Translation: I have the faster boat. Let’s race. S o he is on top again, even though he won’t admit it. But then, Conner now seems to say only what serves him. Those who watched him in 1983 see a different man here in Australia. He has been accessible at organized media events, and seems to smile as often as he breathes. But it is a calculated smile, with calculated answers, as if someone were cuing him. And perhaps someone is. After all, Conner is wooing big bucks into yachting now. The Budweiser spinnaker he hoisted after winning Race 1 was a harbinger of corporate things to come — all with Conner’s blessing, and, occasionally, his begging.

But corporate money creates blandness, and Conner tiptoes around controversy as if he were spying on a rival sailmaker. Even the ridiculous will not get a rise. At a post-race press conference Monday, someone asked about rumors that Kookaburra III and Stars & Stripes — which both use Digital computers — had discovered each other’s codes and were stealing secrets. Kookaburra skipper Iain Murray simply laughed. Conner, ever the smoothie, answered, “We’re, uh, very pleased to have Digital on our team.”

End of statement.

He is robotic at times, reacting like a wind-up politician. Yet the man who turns even car rides into competitive games — “Betcha a dollar we reach that

building within 30 seconds” — retains a private ability to slice a visitor into pieces. His eyes can go freezer-cold. When people on the street try to get his attention, he often glides past them as if they are invisible. His voice is thin and at times unsteady, yet he can whip on someone like a stiletto.

No nice guy here. “He lives to sail” is the typical left- handed Conner compliment. Even his crew members joke that they have to take shifts talking sailing with him, so singular is his interest. But when pressed, few, if any, will confess to really knowing the guy. Even Jon Wright, who has sailed with Conner in 1980, 1983 and 1987 America’s Cups, simply shrugs when asked to explain. He mentions intensity, aloofness, pre- occupation with success.

“Dennis is Dennis,” he said. S o here is your cover of Time magazine, the People interview, the Esquire profile subject. Next hero, America, Dennis Conner, a self-confessed “not very good-looking high school kid who found out that sailing was something I could be the best in.” Pudgy, self-conscious, zinc cream on his lips making him look like he just came up from a box of powder doughnuts — and now an entire country refers to him as Big Bad Dennis because of the way he sails? Imagine that. He is living a nerd’s daydream, all the accolades he missed as a kid being showered on him in middle age.

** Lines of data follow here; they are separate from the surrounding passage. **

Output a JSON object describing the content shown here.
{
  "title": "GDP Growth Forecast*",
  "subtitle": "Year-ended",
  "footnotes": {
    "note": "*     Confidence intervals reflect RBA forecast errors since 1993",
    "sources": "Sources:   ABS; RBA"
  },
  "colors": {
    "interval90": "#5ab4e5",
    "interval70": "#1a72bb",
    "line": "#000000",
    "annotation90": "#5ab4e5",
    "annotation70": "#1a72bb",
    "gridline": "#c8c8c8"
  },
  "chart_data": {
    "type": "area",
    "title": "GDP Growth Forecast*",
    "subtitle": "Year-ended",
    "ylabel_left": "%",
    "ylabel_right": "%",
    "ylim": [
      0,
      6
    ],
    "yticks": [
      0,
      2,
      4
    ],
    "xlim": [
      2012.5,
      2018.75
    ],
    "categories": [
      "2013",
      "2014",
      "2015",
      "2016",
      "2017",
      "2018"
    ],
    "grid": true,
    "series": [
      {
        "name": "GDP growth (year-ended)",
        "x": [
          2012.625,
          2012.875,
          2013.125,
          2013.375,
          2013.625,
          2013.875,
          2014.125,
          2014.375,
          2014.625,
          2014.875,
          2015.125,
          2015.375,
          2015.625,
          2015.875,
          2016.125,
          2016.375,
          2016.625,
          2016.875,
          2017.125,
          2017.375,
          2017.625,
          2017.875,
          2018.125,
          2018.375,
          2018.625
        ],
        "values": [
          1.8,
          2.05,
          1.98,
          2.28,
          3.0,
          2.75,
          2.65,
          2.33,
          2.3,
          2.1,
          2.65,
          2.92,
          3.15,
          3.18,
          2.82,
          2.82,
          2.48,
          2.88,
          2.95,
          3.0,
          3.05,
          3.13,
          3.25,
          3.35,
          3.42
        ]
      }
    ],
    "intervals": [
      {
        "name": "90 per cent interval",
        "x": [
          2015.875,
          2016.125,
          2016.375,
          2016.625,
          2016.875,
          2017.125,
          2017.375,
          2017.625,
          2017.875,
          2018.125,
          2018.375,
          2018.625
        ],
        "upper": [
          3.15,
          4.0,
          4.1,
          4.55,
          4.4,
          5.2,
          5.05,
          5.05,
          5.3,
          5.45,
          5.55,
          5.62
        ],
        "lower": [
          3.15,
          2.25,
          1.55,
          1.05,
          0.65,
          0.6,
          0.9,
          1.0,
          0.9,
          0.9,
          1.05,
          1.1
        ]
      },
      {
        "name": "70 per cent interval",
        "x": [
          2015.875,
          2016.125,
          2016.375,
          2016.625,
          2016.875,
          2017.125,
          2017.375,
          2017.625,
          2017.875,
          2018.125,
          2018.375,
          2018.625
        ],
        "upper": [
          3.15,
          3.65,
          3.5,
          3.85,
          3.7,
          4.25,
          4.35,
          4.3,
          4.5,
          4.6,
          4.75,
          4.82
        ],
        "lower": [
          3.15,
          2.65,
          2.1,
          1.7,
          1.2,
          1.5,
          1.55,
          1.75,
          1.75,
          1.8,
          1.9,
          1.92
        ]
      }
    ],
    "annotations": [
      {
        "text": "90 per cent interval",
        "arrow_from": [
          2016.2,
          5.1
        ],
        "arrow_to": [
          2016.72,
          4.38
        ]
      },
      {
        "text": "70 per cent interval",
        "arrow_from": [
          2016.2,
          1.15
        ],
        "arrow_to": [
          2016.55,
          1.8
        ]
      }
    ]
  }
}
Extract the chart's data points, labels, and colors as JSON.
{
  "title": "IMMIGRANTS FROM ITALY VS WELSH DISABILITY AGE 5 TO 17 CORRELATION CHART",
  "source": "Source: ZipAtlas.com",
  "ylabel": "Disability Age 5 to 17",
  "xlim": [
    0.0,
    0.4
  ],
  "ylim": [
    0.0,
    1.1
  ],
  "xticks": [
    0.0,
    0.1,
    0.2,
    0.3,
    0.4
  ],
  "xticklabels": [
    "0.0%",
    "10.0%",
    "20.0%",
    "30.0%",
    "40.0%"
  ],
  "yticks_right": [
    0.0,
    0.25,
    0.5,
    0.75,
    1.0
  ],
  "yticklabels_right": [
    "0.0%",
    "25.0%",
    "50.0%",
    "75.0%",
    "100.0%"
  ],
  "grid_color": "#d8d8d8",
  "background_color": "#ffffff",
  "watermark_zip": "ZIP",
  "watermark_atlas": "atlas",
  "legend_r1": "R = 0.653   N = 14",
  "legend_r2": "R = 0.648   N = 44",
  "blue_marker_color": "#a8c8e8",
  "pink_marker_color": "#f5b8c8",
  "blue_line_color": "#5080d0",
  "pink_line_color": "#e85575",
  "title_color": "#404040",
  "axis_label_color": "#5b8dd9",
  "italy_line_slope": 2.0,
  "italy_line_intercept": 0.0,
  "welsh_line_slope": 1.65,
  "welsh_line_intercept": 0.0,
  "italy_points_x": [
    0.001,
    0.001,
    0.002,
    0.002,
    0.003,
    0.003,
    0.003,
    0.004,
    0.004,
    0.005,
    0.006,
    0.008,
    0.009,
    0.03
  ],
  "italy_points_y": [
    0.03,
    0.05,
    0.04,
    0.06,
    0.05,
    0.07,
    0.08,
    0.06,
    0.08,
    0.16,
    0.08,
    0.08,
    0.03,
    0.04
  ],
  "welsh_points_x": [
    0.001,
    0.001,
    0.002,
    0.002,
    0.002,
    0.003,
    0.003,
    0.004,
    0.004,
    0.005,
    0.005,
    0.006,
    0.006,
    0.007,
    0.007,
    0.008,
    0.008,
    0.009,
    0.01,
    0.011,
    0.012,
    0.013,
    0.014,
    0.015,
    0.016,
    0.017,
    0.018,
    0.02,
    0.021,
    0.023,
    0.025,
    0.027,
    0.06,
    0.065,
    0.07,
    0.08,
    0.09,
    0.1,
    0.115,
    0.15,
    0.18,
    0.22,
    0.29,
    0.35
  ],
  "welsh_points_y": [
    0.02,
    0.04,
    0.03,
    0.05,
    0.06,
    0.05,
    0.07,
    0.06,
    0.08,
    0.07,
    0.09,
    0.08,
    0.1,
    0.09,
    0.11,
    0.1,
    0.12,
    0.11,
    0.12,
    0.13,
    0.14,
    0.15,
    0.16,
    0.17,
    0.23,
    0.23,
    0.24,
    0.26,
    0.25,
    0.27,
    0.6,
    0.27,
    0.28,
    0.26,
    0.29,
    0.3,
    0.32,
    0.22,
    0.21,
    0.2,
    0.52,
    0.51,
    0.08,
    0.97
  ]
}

“I came here to win the Cup,” he will say. “This is like a dream come true.” The words will look right in print. The stories will be complimentary.

He is missing heart, but he doesn’t need heart. He is missing warmth, but warmth is a luxury. He has lived for one goal the last three years, and by the time you read this, he might be celebrating its arrival, downing his drink and laughing with all the right people. The victory will be earned, the smile will be fixed like an open curtain. But no nice guy here. You remember where nice guys finish?

So does he.

CUTLINE:

Dennis Conner has charted a course for the Cup’s return.